Google is locking people out of documents, and you should be worried - mkbkn
http://mashable.com/2017/10/31/google-docs-locking-people-out/#pMjlaEauZaq1
======
vectorEQ
people make derps in code, even google. if the content of said documents were
stolen then i'd say worry about it. but there is no indication this has
actually happened.

"This morning, we made a code push that incorrectly flagged a small percentage
of Google docs as abusive, which caused those documents to be automatically
blocked," -> can actually happen... not like they will duplicate all documents
of all users in some kind of test environment to test it before deployment,
that seems unreasonably resource intensive.

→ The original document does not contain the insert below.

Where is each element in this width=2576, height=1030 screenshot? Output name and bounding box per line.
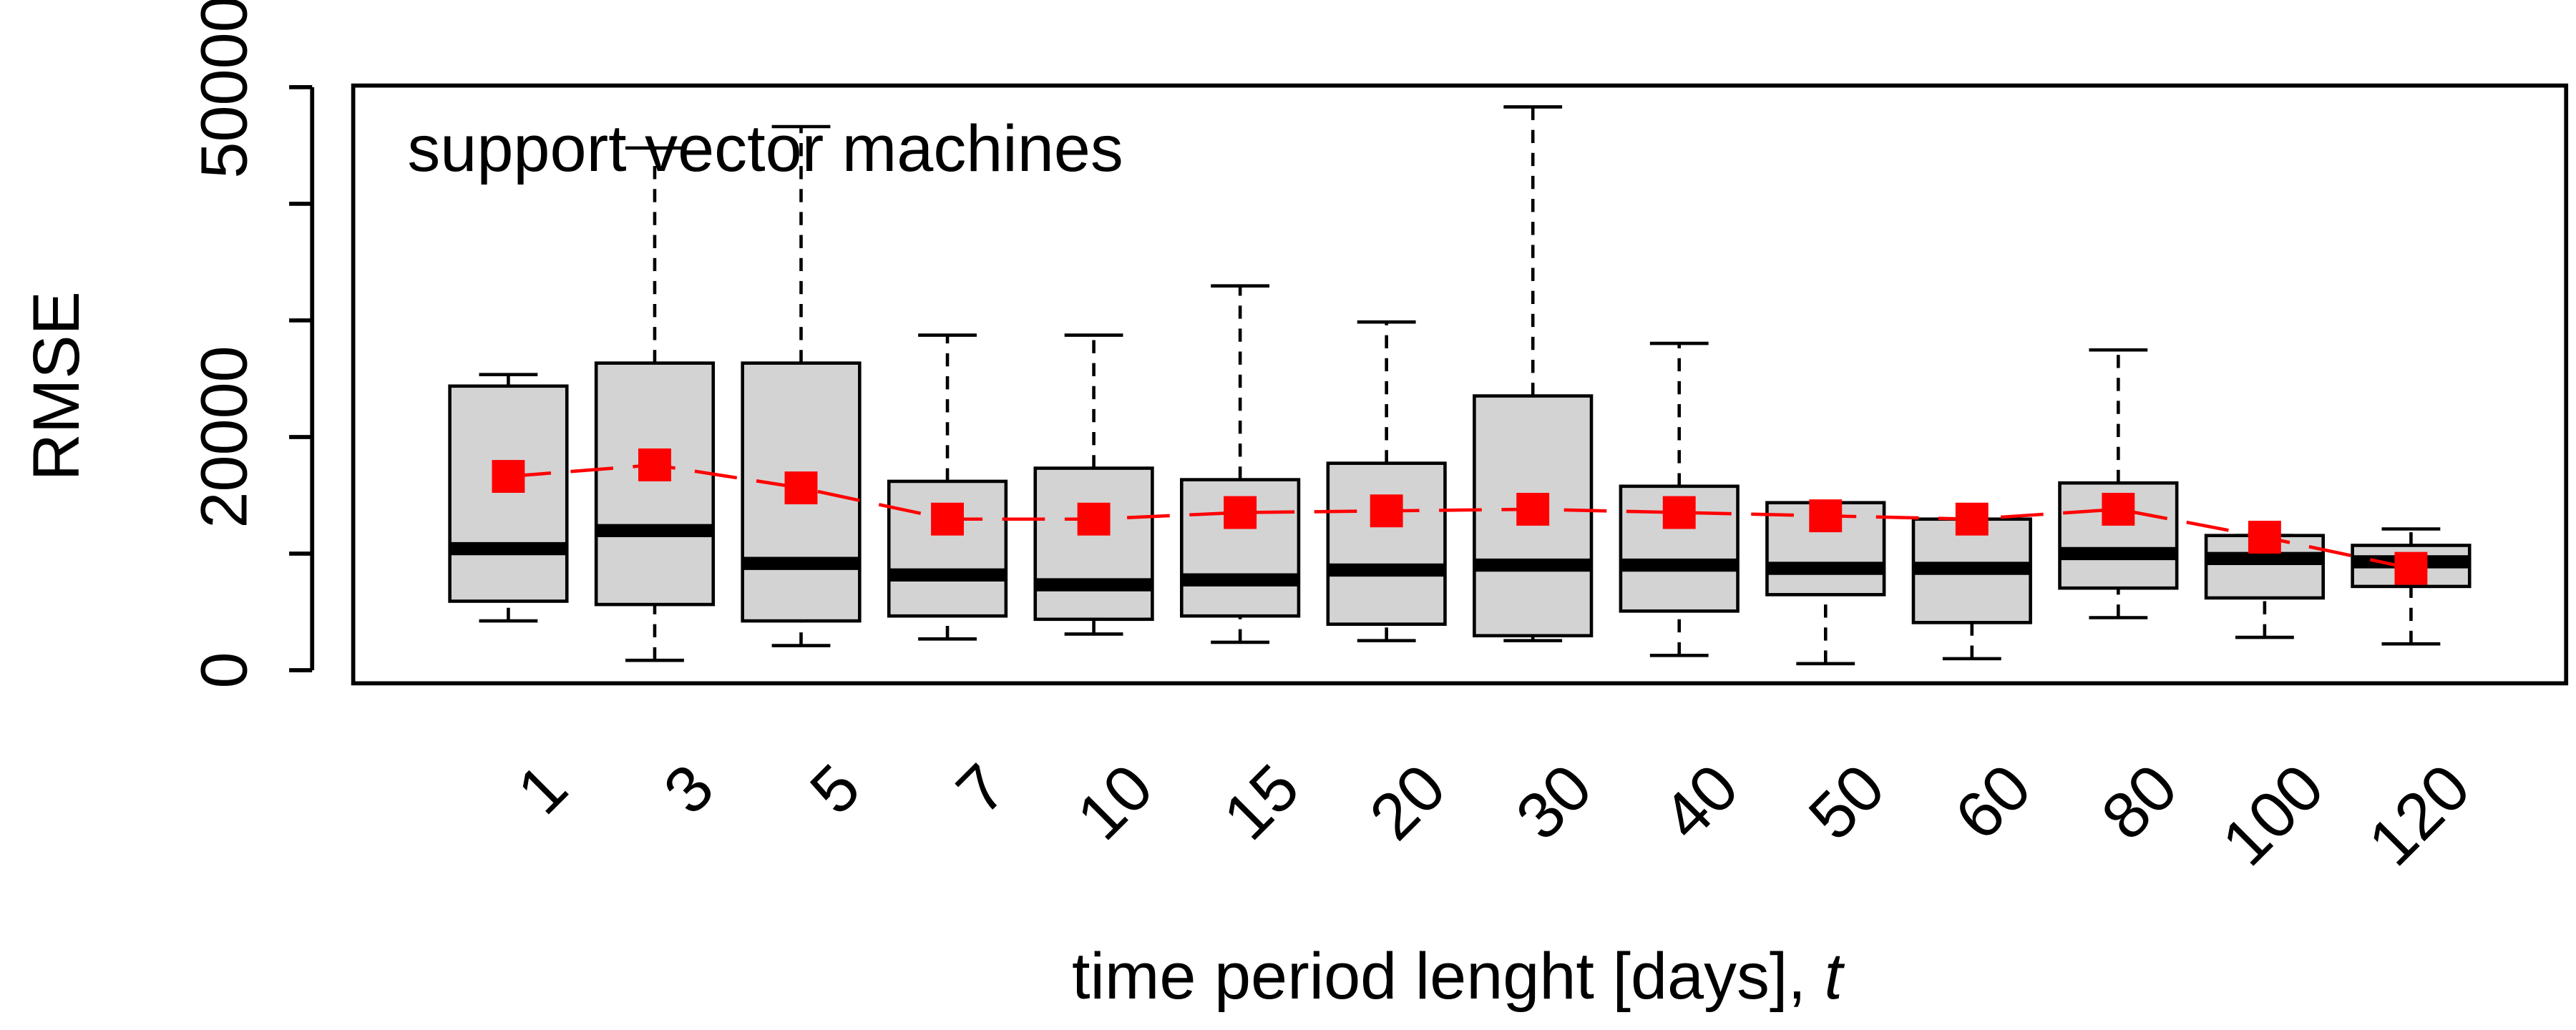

"Still, the incident raises important questions about the control Google Docs
users have over their own content" .... people with important or sensitive
documents ( and the tinfoil hat brigade) should host files on their own
machines always or accept the fact they are submitting to a third party which
can never guarante 100% access due to human error being involved in
processes...

"Nobody should be writing hate speech or death threats in their Google docs —
or anywhere." this scentence is completly random.... nothing is mentioned on
what exactly is the content which is being looked for by the algorithms, nor
any details are given about what kind of programatic error caused this, so
this is only speculation... :s

a lot of people seem to be getting really aggresive towards putting everything
in the online censorship / data theft / big evil coorporation bucket, but
really most things are just not that dark. not to say such things don't
happen, but there seems to be no indication here of anything like that.